Valentim não podia acreditar no que tinha visto, mesmo que em toda a sua vida seus olhos nunca houvessem lhe traído, ele não confiava no que eles haviam lhe mostrado. Roderick estava em pé, dentro do casebre, sem nenhum arranhão, enquanto seus oponentes estavam mortos ou gravemente feridos. Paulo, o monge, também estava no casebre; não fosse por Roderick, ele estaria morto.
O bandoleiro tentava recapitular o ocorrido, para que talvez assim ele pudesse entender e aceitar que aquilo havia mesmo acontecido. Valentim nunca tinha visto Roderick lutar antes, no deserto ele derrotou seus subordinados antes mesmo de encontrá-lo; na estrada, Valentim desmaiou antes que o cavaleiro tivesse agido contra os três malfeitores; e na cidade ele tinha ido atrás do prefeito, só chegou depois que o cavaleiro havia derrotado os guardas, então, essa havia sido a primeira vez que ele viu o outro em ação. Valentim já sabia que Roderick era um guerreiro fora de série, mas aquilo superou absurdamente todas as suas expectativas.
Tudo começou com a flecha, ela foi disparada por trás de uma árvore que ficava ao lado do casebre. Logo depois de apanhá-la em pleno ar, salvando assim a vida de Valentim, Roderick não perdeu um segundo, com um empurrão, derrubou seu companheiro para trás de uma árvore, fazendo com que assim ele tivesse cobertura contra qualquer outro ataque, depois correu em campo aberto na direção em que o disparo veio. Mais flechas foram disparadas contra ele, debalde, nenhuma lhe atingia. Valentim já havia visto muitos homens ágeis, mas Roderick com certeza era o que sabia usar melhor a sua agilidade. Sua velocidade não era sobre-humana, mas todos os seus movimentos eram de uma precisão assombrosa, nada do que ele fazia era supérfluo. Se ele movia a cabeça para a direita, uma flecha passava próxima a ela pelo lado esquerdo, se ele dava um pequeno salto para o lado, a flecha teria lhe acertado no outro, se ele punha a espada em frente ao rosto era para resvalar uma flecha que lhe atingiria a face. Era como se ele soubesse de onde as flechas viriam. Logo toda a distância entre o cavaleiro e o ofensor foi percorrida e Roderick ficou defronte à árvore em que ele se escondia. As árvores dessa região não tinham folhas e estavam secas, eram ótimas para se esconder, mas não serviam como escudo, Roderick se atentou a isso e desferiu um golpe de espada na horizontal, o ataque transpassou a fina casca da árvore. A parte de cima do tronco caiu para a direita, a cabeça do homem que disparava as flechas caiu para a esquerda.
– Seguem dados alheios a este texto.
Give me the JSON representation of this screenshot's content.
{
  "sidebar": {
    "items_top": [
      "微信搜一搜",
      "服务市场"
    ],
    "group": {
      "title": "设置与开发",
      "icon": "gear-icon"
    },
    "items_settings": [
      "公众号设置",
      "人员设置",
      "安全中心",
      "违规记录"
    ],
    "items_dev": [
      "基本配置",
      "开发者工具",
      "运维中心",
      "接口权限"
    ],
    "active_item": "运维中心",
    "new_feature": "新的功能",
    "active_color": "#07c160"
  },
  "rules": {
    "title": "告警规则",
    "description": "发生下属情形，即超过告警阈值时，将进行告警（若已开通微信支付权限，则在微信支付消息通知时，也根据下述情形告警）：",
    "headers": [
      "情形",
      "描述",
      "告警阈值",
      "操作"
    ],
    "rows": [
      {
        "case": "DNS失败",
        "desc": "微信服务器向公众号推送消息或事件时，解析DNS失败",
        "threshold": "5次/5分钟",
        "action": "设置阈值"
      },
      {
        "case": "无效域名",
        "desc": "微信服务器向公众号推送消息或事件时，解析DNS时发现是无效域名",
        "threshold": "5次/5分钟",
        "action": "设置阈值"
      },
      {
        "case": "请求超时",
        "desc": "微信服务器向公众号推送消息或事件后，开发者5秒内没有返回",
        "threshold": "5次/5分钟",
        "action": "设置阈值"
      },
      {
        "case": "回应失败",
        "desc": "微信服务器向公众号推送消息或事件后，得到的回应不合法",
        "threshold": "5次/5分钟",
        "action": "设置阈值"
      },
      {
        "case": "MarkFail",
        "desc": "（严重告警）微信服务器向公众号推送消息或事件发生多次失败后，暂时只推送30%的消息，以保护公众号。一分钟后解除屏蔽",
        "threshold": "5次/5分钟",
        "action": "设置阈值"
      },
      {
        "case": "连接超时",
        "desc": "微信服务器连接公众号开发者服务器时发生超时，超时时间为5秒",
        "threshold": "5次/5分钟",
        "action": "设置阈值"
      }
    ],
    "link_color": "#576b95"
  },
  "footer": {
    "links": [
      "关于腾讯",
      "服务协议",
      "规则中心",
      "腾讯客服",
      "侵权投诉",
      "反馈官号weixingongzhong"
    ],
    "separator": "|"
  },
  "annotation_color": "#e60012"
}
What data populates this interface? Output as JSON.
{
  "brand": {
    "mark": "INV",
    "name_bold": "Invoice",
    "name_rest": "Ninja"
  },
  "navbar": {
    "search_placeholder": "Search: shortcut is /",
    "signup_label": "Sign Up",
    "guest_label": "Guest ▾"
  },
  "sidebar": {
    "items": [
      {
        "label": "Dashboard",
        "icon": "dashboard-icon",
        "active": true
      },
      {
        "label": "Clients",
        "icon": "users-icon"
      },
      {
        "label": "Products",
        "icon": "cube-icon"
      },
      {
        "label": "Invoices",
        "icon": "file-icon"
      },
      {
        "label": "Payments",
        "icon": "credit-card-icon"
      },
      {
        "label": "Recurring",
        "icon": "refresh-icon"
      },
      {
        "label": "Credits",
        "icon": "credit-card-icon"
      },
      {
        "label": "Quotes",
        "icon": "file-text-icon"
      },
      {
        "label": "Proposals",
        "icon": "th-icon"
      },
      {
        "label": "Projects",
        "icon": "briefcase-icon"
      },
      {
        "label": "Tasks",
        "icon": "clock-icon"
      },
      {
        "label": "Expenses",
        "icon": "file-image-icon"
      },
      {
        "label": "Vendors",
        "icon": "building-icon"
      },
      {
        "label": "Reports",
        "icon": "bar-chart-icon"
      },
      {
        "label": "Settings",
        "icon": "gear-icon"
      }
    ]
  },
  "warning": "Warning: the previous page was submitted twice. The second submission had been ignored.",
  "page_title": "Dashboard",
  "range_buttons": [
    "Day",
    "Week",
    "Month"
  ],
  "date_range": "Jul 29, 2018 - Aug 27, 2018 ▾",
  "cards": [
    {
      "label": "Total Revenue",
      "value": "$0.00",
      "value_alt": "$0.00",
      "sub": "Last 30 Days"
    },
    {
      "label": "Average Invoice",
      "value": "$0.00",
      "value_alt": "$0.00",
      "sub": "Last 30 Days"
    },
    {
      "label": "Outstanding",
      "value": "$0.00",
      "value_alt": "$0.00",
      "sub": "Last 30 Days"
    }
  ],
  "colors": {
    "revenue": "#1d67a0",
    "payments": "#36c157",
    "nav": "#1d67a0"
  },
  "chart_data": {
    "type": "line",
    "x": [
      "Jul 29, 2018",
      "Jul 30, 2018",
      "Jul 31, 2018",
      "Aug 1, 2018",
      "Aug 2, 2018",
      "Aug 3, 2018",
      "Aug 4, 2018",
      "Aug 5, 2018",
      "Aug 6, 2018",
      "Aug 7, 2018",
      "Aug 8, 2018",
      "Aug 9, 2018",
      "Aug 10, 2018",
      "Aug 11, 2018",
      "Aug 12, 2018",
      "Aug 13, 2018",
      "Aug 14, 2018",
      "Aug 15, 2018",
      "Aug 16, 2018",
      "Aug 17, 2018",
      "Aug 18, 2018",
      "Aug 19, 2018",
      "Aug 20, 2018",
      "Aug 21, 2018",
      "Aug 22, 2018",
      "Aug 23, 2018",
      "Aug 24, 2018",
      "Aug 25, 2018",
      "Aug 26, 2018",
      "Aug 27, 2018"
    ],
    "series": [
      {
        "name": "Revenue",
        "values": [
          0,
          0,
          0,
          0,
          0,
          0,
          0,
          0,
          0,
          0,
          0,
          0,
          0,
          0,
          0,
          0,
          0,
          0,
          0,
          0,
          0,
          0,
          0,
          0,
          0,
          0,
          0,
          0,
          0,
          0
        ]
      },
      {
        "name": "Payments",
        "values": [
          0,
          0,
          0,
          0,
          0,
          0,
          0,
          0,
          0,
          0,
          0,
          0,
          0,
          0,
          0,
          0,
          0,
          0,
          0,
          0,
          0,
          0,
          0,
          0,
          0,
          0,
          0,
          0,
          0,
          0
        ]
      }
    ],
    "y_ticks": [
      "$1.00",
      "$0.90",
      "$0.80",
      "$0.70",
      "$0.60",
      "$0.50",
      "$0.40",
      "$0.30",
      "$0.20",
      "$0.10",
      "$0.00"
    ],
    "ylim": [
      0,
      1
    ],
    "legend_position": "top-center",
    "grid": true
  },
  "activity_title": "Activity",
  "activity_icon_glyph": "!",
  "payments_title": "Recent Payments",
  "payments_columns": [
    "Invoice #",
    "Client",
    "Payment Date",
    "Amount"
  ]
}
O homem assassinado usava um lenço envolvendo quase todo o rosto, menos os olhos, escondendo assim sua face, mas Valentim conseguiu reconhecer de quem era. Para o bem da verdade, ele não sabia especificamente quem era, mas tinha certeza a que grupo ele pertencia. Era certamente um membro da Doença Mortal, um grupo secreto de assassinos. Esse famigerado grupo é tão antigo quanto a história da humanidade, trabalham apenas para pessoas abastadas, cobram fortunas para abater uma vítima e nunca deixam testemunhas de seus crimes. Só Deus (ou o Diabo) sabe como as histórias deles são levadas adiante. Eles são muito reservados e só são conhecidos pela alta nata da sociedade. Valentim só sabia da existência deles porque já roubara a casa de muita gente rica e já vira muitos documentos secretos a respeito deles. Ele leu que eles sempre cobriam o rosto com um lenço negro, usavam roupões que iam até a altura da coxa e eram abertas na frente. Uma faixa na cintura fechava esses roupões e segurava suas calças. Era exatamente dessa maneira que o homem abatido estava vestido. Valentim nunca havia visto um, mas sabia que eles eram perigosos, as lendas contam que eles nunca falharam em uma missão, pois eram persistentes, uma vez que uma pessoa era marcada para morrer por eles, essa pessoa podia se considerar morta, porque eles perseguem suas vítimas até que elas estejam efetivamente mortas, não se importam com distância ou tempo, cedo ou tarde eles cumprem a sua missão, assim como uma doença que não tem cura.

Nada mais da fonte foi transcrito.